Parliamentary Speaker Andreas Norlén will now initiate a “talmansrunda”, also known as a speaker’s round, which will allow him four attempts to select a new head of government. If he fails, snap elections will be called.
The no-confidence vote took place on Monday last week after the Left Party, a former supporter of the governing coalition, lost confidence in Löfven over a proposal put forward by the Social Democrats that, if adopted, would’ve seen rent controls on newly built apartments eliminated. In total, 181 members of the Swedish parliament voted in favor of a motion of no-confidence, while 109 voted against and another 51 MPs abstained, Swedish state broadcaster SVT reports.
“We have ended up in this situation because arrogance and irrationality have taken precedence over the country’s stability and the political will to compromise,” Nooshi Dadgostar, the leader of the Left Party, said in her speech before the vote.
“It is not the Left Party that has abandoned the Social Democratic government. It is the Social Democratic government that has abandoned the Left Party and the Swedish people,” Dadgostar added.
The Left Party’s initiative was supported by three parties, including the national conservative Sweden Democrats, as well as the Christian Democrats and the Moderates, both of which are center-right parties.

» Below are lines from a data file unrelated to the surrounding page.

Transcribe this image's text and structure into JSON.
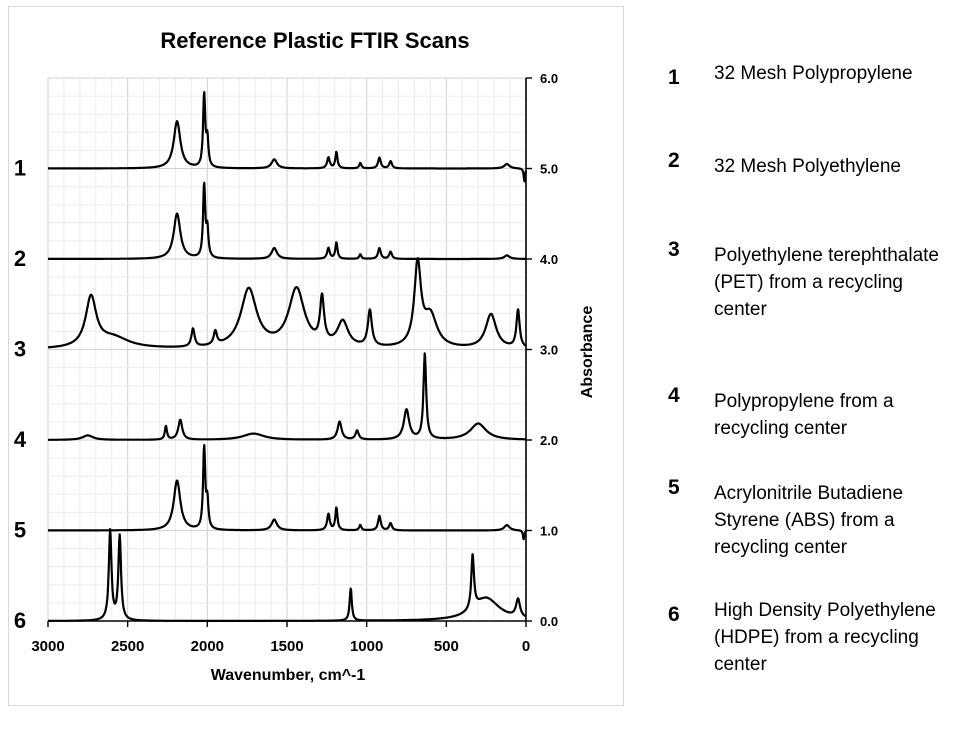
{
  "chart_data": {
    "type": "line",
    "title": "Reference Plastic FTIR Scans",
    "xlabel": "Wavenumber, cm^-1",
    "ylabel": "Absorbance",
    "xlim": [
      3000,
      0
    ],
    "ylim": [
      0.0,
      6.0
    ],
    "x_reversed": true,
    "grid": true,
    "xticks": [
      "3000",
      "2500",
      "2000",
      "1500",
      "1000",
      "500",
      "0"
    ],
    "yticks": [
      "6.0",
      "5.0",
      "4.0",
      "3.0",
      "2.0",
      "1.0",
      "0.0"
    ],
    "series_labels": [
      "1",
      "2",
      "3",
      "4",
      "5",
      "6"
    ],
    "series": [
      {
        "name": "1",
        "baseline": 5.0,
        "peaks": [
          [
            2190,
            0.52,
            25
          ],
          [
            2020,
            0.8,
            8
          ],
          [
            2000,
            0.3,
            8
          ],
          [
            1580,
            0.1,
            20
          ],
          [
            1240,
            0.12,
            10
          ],
          [
            1190,
            0.18,
            8
          ],
          [
            1040,
            0.06,
            8
          ],
          [
            920,
            0.12,
            10
          ],
          [
            850,
            0.08,
            10
          ],
          [
            120,
            0.05,
            20
          ]
        ],
        "dips": [
          [
            10,
            0.15,
            5
          ]
        ]
      },
      {
        "name": "2",
        "baseline": 4.0,
        "peaks": [
          [
            2190,
            0.5,
            25
          ],
          [
            2020,
            0.8,
            8
          ],
          [
            2000,
            0.3,
            8
          ],
          [
            1580,
            0.12,
            20
          ],
          [
            1240,
            0.12,
            10
          ],
          [
            1190,
            0.18,
            8
          ],
          [
            1040,
            0.05,
            8
          ],
          [
            920,
            0.12,
            10
          ],
          [
            850,
            0.08,
            10
          ],
          [
            120,
            0.04,
            20
          ]
        ],
        "dips": []
      },
      {
        "name": "3",
        "baseline": 3.0,
        "peaks": [
          [
            2730,
            0.55,
            40
          ],
          [
            2590,
            0.12,
            120
          ],
          [
            2090,
            0.2,
            12
          ],
          [
            1950,
            0.15,
            12
          ],
          [
            1740,
            0.65,
            60
          ],
          [
            1440,
            0.65,
            60
          ],
          [
            1280,
            0.5,
            15
          ],
          [
            1150,
            0.28,
            40
          ],
          [
            980,
            0.4,
            15
          ],
          [
            680,
            0.9,
            25
          ],
          [
            600,
            0.35,
            50
          ],
          [
            220,
            0.38,
            40
          ],
          [
            50,
            0.42,
            12
          ]
        ],
        "dips": []
      },
      {
        "name": "4",
        "baseline": 2.0,
        "peaks": [
          [
            2750,
            0.05,
            40
          ],
          [
            2260,
            0.15,
            8
          ],
          [
            2170,
            0.22,
            15
          ],
          [
            1710,
            0.07,
            80
          ],
          [
            1170,
            0.2,
            15
          ],
          [
            1060,
            0.1,
            12
          ],
          [
            750,
            0.33,
            20
          ],
          [
            635,
            0.95,
            10
          ],
          [
            300,
            0.18,
            60
          ]
        ],
        "dips": []
      },
      {
        "name": "5",
        "baseline": 1.0,
        "peaks": [
          [
            2190,
            0.55,
            25
          ],
          [
            2020,
            0.9,
            8
          ],
          [
            2000,
            0.3,
            8
          ],
          [
            1580,
            0.12,
            20
          ],
          [
            1240,
            0.18,
            10
          ],
          [
            1190,
            0.25,
            8
          ],
          [
            1040,
            0.06,
            8
          ],
          [
            920,
            0.16,
            10
          ],
          [
            850,
            0.08,
            10
          ],
          [
            120,
            0.06,
            20
          ]
        ],
        "dips": [
          [
            15,
            0.1,
            5
          ]
        ]
      },
      {
        "name": "6",
        "baseline": 0.0,
        "peaks": [
          [
            2610,
            0.99,
            10
          ],
          [
            2550,
            0.93,
            10
          ],
          [
            1100,
            0.36,
            8
          ],
          [
            335,
            0.6,
            10
          ],
          [
            250,
            0.25,
            100
          ],
          [
            50,
            0.2,
            15
          ]
        ],
        "dips": []
      }
    ]
  },
  "legend": [
    {
      "num": "1",
      "text": "32 Mesh Polypropylene"
    },
    {
      "num": "2",
      "text": "32 Mesh Polyethylene"
    },
    {
      "num": "3",
      "text": "Polyethylene terephthalate (PET) from a recycling center"
    },
    {
      "num": "4",
      "text": "Polypropylene from a recycling center"
    },
    {
      "num": "5",
      "text": "Acrylonitrile Butadiene Styrene (ABS) from a recycling center"
    },
    {
      "num": "6",
      "text": "High Density Polyethylene (HDPE) from a recycling center"
    }
  ]
}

The Sweden Democrats party leader Jimmie Åkesson took the opportunity to pay tribute to his political opponent, Nooshi Dadgostar, saying: “Nooshi Dadgostar and the Left Party have, from their perspective, stood up for their voters and do not let themselves be fooled by Löfven’s power play. Such an attitude is worth honoring, even if it comes from one’s opponents.”
“Now it’s Stefan Löfven who has the ball, he is the one who decides what the next step will be. If he intends to call extra elections, he has the right to do so,” Åkesson said.
“I think [snap elections] may be necessary. It was not very easy to form a government last time, and now it looks even more difficult,” he added, referring to Sweden’s last election in 2018, which took four months to see the formation of a government.
Sweden, Sifo poll:
S-S&D: 26% (-1)
SD-ECR: 20% (+1)
C-RE: 10% (+1)
L-RE: 2% (-1)
+/- vs. 3 – 13 May 2021
Fieldwork: 7 – 17 May 2021
Sample size: 2,730
— Europe Elects (@EuropeElects) June 18, 2021
Following the vote, which plunged the Social Democrat-led government into crisis, Löfven told journalists that it would be a difficult task to gather enough parties willing to work together to form a new government.
“The government now has a week. We will talk to our partner parties and ponder in different constellations which way to go. My main focus has always been, is, and will be to do what is best for Sweden,” Löfven said.
If parties fail to reach an agreement to form a new government, a snap election must be held no later than three months after the announcement, making September the month that a new national election would likely be held. Regardless of whether a snap election is held, however, the scheduled September 2022 elections will take place, since extraordinary elections have no impact on fixed election dates.
At present, Sweden’s right-of-center parties — the Sweden Democrats, Moderates, and the Christian Democrats — are collectively polling at roughly 47 percent. Although at this point it’s too earlier to tell, this may be just enough popular support to establish a new center-right ruling coalition.